En kötü sivil yönetim en iyi askeri yönetimden daha iyidir. Bunu Türkiye’de 4-5 darbe yada girişimi olarak adlandırılan demokrasiye müdahalelerin canlı şahidi olarak biliyorum. 1960 İhtilalinde çok küçüktüm, hatırlamam mümkün değil. Elbetteki yaşananları çekilen acıları ve sonuçlarını babamdan çevremden ve okuduğum kitaplardan çok iyi biliyorum ama diğer demokrasiye müdahaleleri yaşım itibarıyle kendim değerlendirme şansım oldu. Her ihtilal ve darbe girişimi ister başarılı olsun ister olmasın kan, gözyaşı ve acı demektir. Çekilen acıları ve sonuçlarını hepimiz biliyoruz. Zaten bu satırlara da sığmaz.

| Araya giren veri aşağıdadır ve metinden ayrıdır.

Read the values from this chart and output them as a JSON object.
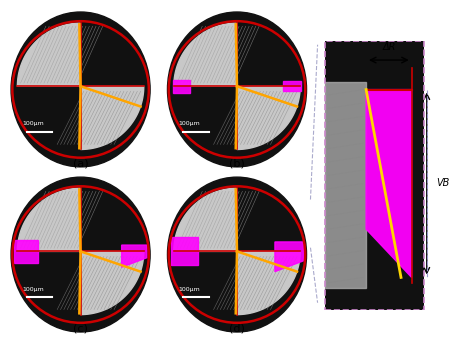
{
  "bg_color": "#f0f0f0",
  "fig_bg": "#ffffff",
  "circle_color": "#cc0000",
  "circle_lw": 2.0,
  "orange_color": "#FFA500",
  "magenta_color": "#FF00FF",
  "yellow_color": "#FFD700",
  "red_line_color": "#cc0000",
  "dark_bg": "#1a1a1a",
  "labels": [
    "(a)",
    "(b)",
    "(c)",
    "(d)"
  ],
  "scale_text": "100μm",
  "delta_r_label": "ΔR",
  "vb_label": "VB",
  "zoom_box_color": "#cc88cc",
  "zoom_line_color": "#aaaacc"
}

Siyasal iktidarı beğenmeyebiliriz, yanlış işler yapıyor olabilirler, bizim düşüncemize aykırı faaliyetlerde bulunuyor olabilirler. Ama seçimle mevcut iktidarı değiştirme imkanı mevcut ise yani sınırlı da olsa bir ülkede demokrasi var ise iktidarı değiştirmenin yolu halkı ikna etmekten geçer. Eğer halkı ikna edemiyorsanız, kendinizi gözden geçireceksiniz, yaptığınız hataları yapmayacaksınız kendinizi halka iyi anlatacaksınız ve seçimleri kazanıp programınızı uygulayacaksınız. Yani demokratik yollardan, meşru şekilde iktidara geleceksiniz. Unutmamalıyız ki insanca olmayan araçlarla; insanlara ulaşılmaz. Bu bakımdan demokrasi hem araç; hemde ulaşılması gereken bir amaçtır.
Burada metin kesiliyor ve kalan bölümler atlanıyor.